Alors, il se tourna vers moi, le front luisant de sueur, et me fit signe. Une dernière pensée m’empêcha de prendre les jambes à mon cou : mes sabres. Hors de question de partir sans.

— Non ! NON ! Ne levez pas les vents, par Kan ! Vous allez empirer l’incendie, imbéciles, hurla la voix du commandant Wilson.

La main devant le visage, les yeux plissés pour percer la fumée, j’essayai de trouver celui-ci. Je savais qu’il transportait mes précieuses armes sur lui. Une garde, en m’apercevant, tenta de m’arrêter, mais je la désarmai et l’assommai de son épée. Armé, j’avais plus de chances.

Je repérai le commandant après une demi-minute de course. Il tentait de rassembler ses hommes pour les éloigner des flammes. Alors qu’un mur de feu nous séparait, l’un des soldats jeta un grand seau d’eau dessus. Le liquide n’eut pas le temps de tomber que je l’appelais à moi. L’eau glissa le long de mes bras et j’en avalai avec soulagement une partie.

Presqu’aussitôt, je sentis une force bienvenue grandir en moi. Je levai les mains, détectant ainsi les différentes sources aquatiques des environs. Il n’y en avait que très peu. Tant pis, je devais faire avec.

Neil Wilson m’aperçut derrière l’écran de flammes. Il brandit aussitôt son épée. Mais ce qui m’intéressait se trouvait accroché dans son dos : les fourreaux de mes sabres.

Je lançai l’eau vers le feu. Un crépitement sonore siffla en même temps qu’un écran de fumée. Sans hésiter, je le traversai et abattis mon arme sur le commandant. Il para et me repoussa sur le côté.

— Je ne savais pas que tu avais des alliés, marmonna-t-il en me fusillant du regard.

— Moi non plus, rétorquai-je avec désinvolture.

Soudain, un garde passa derrière moi. Surpris, je me préparai à l’abattre, mais m’arrêtai à temps en reconnaissant Mars. Il m’adressa un clin d’œil puis tendit les doigts vers le commandant. Avant que je n’eusse eu le temps d’ouvrir la bouche, un jet de flammes fit roussir les sourcils du meneur de troupe. Celui-ci recula en jurant.

Profitant de sa confusion, je bondis, passai derrière lui et tranchai les sangles qui retenaient mes armes. Elles tombèrent au sol.

— Non ! cria Neil Wilson en faisant siffler sa lame au-dessus de ma tête, écorchant au passage mon front.

Une boule de feu le détourna de moi. Mars se mettait en danger. Il ne ferait pas le poids face au commandant. Anxieux, je ramassai mes sabres, puis fis signe à mon sauveur. Visiblement épuisé par l’utilisation de ses capacités, il tenait l’Occidental à distance en le menaçant de ses mains tremblantes.

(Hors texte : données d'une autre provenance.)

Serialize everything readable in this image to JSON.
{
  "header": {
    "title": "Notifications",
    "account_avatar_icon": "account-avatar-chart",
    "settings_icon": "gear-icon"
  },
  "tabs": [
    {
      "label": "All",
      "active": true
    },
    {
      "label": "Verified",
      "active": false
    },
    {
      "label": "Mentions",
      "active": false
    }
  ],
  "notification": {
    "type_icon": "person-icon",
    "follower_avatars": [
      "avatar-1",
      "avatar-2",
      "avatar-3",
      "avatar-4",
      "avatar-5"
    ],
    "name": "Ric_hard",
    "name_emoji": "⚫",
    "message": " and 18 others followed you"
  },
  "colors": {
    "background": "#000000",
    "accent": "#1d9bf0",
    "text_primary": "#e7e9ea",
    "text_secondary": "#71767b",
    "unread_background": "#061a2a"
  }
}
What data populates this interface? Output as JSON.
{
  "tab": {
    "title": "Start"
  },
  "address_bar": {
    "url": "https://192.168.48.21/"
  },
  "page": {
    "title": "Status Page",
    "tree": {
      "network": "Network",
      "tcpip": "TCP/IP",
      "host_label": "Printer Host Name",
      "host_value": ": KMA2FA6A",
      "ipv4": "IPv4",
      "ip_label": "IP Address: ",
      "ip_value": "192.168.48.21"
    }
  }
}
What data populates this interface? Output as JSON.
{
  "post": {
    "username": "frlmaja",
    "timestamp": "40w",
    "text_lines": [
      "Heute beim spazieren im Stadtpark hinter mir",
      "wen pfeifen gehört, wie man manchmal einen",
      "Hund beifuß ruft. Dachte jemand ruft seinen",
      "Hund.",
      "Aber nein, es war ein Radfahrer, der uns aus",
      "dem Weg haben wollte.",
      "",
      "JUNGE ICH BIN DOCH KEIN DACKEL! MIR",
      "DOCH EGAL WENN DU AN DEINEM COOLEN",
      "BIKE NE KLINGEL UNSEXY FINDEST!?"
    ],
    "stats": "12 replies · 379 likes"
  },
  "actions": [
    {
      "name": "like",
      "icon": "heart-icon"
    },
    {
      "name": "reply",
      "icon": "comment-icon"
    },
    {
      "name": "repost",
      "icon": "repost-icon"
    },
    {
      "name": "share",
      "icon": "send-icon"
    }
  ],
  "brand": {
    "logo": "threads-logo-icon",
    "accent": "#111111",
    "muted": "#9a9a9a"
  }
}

Lorsqu’il remarqua que j’avais récupéré mes lames, il laissa un sourire déchirer ses traits, jeta une barrière de flammes entre lui et le commandant et prit la fuite.

Sans attendre plus longtemps, je laissai les gardes à leurs problèmes et m’enfuis dans les bois, poussé par l’instinct de survie, par le désir de respirer encore un peu plus longtemps et, peut-être, par les Dieux.


Après quelques minutes de course, alors que je tournais la tête, j’aperçus un garde. Mon cœur se souleva. Puis un sourire étira mes traits lorsque je reconnus Mars. La manche gauche de son uniforme était brûlée et son visage ruisselait de sueur, mais il avait l’air indemne.

Mon rire féroce déchira les bois alors que nous fuyions les flammes et l’ennemi. Nous étions des loups, bondissant entre les troncs, avalant les lieues. Sauvages, mais libres.